Kanadyjscy konserwatyści prowadzą w sondażach przedwyborczych
Kanadyjscy konserwatyści prowadzą w
sondażach przedwyborczych, przeprowadzonych już po debatach
telewizyjnych z udziałem przedstawicieli różnych partii
politycznych.
06.10.2008 | aktual.: 06.10.2008 05:53
Z najnowszego, niedzielnego badania wynika, że Konserwatywna Partia Kanady (CPC) może liczyć na zwycięstwo, ale wciąż brakuje jej zwolenników, aby mogła rządzić samodzielnie.
Sondaż Ekos daje konserwatystom premiera Stephena Harpera 35% poparcia.

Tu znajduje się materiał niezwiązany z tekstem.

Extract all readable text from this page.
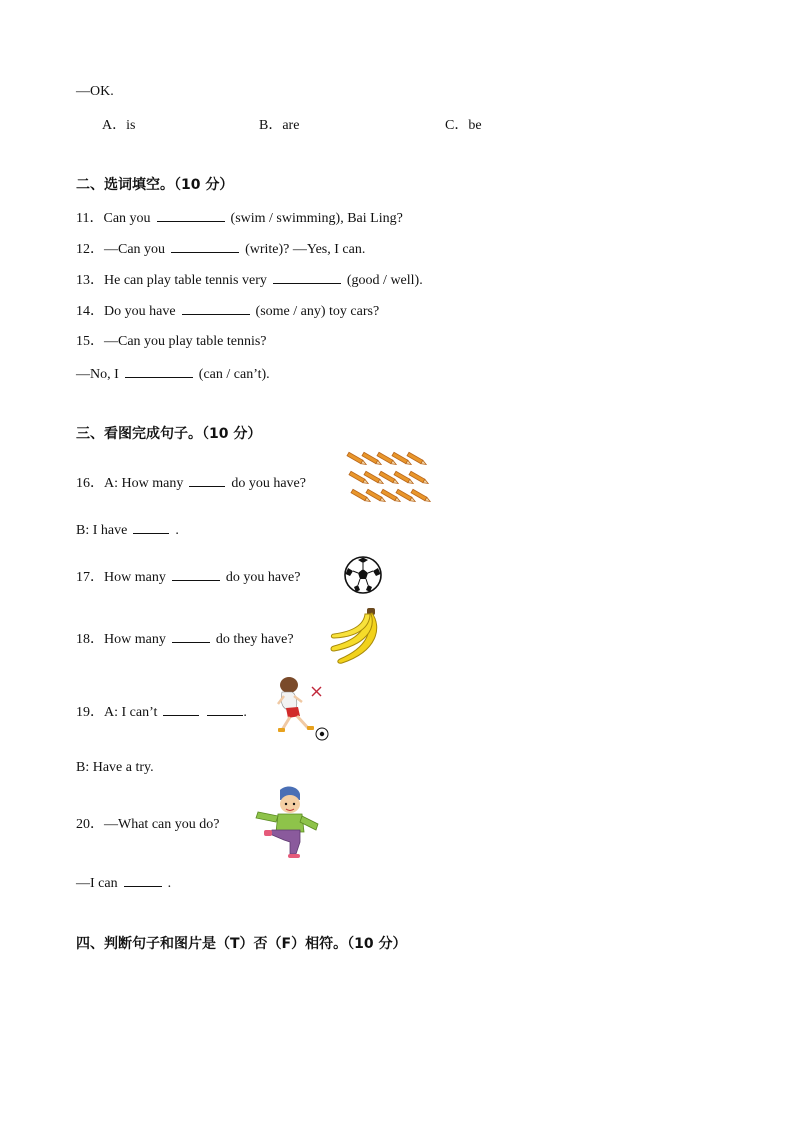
—OK.
A．is	B．are	C．be
二、选词填空。（10 分）
11．Can you	(swim / swimming), Bai Ling?
12．—Can you	(write)? —Yes, I can.
13．He can play table tennis very	(good / well).
14．Do you have	(some / any) toy cars?
15．—Can you play table tennis?
—No, I	(can / can’t).
三、看图完成句子。（10 分）
16．A: How many	do you have?
B: I have	.
17．How many	do you have?
18．How many	do they have?
19．A: I can’t	.
B: Have a try.
20．—What can you do?
—I can	.
四、判断句子和图片是（T）否（F）相符。（10 分）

Centrowa Partia Liberalna Kanady (LPC) może liczyć na 25% zwolenników, a socjaldemokraci z Nowej Partii Demokratycznej (NDP) mają szanse dostać 19% głosów.
Debaty prowadzone zarówno po angielsku, jak i francusku w środę i czwartek "nie wstrząsnęły wyścigiem wyborczym, mimo iż niektórzy uznali je za skuteczne wystąpienia przywódców partii opozycyjnych", jak podkreślił w niedzielę Ekos.
Sondaż prowadzono przez telefon od piątku do niedzieli na próbie 2318 wyborców, którzy już dokonali wyboru. Margines błędu wynosi 2%.
Inne badanie, przeprowadzone przez ośrodek Nanos, przeprowadzone nieco wcześniej - jeszcze przed debatą w języku angielskim - daje konserwatystom 34% poparcia, a liberałom - 30. Sondaż prowadzono od czwartku do niedzieli wśród 1029 uprawnionych do głosowania Kanadyjczyków.
CPC również według badań ośrodka Harris-Decima, opublikowanych w niedzielę przez agencję informacyjną Canadian Press, ma szansę zdobyć 34% głosów. LPC może dostać 24%, a NDP - 20% - twierdzi sondaż.
W wyborach parlamentarnych z 2006 roku konserwatyści zdobyli 36 proc. głosów, liberałowie - 30 proc., a socjaldemokraci - 17,5 proc. Przełożyło się to na 127 z 308 foteli w kanadyjskim parlamencie dla CPC. Większość stanowi 155 mandatów.
Przedterminowe wybory parlamentarne w Kanadzie odbędą się 14 października.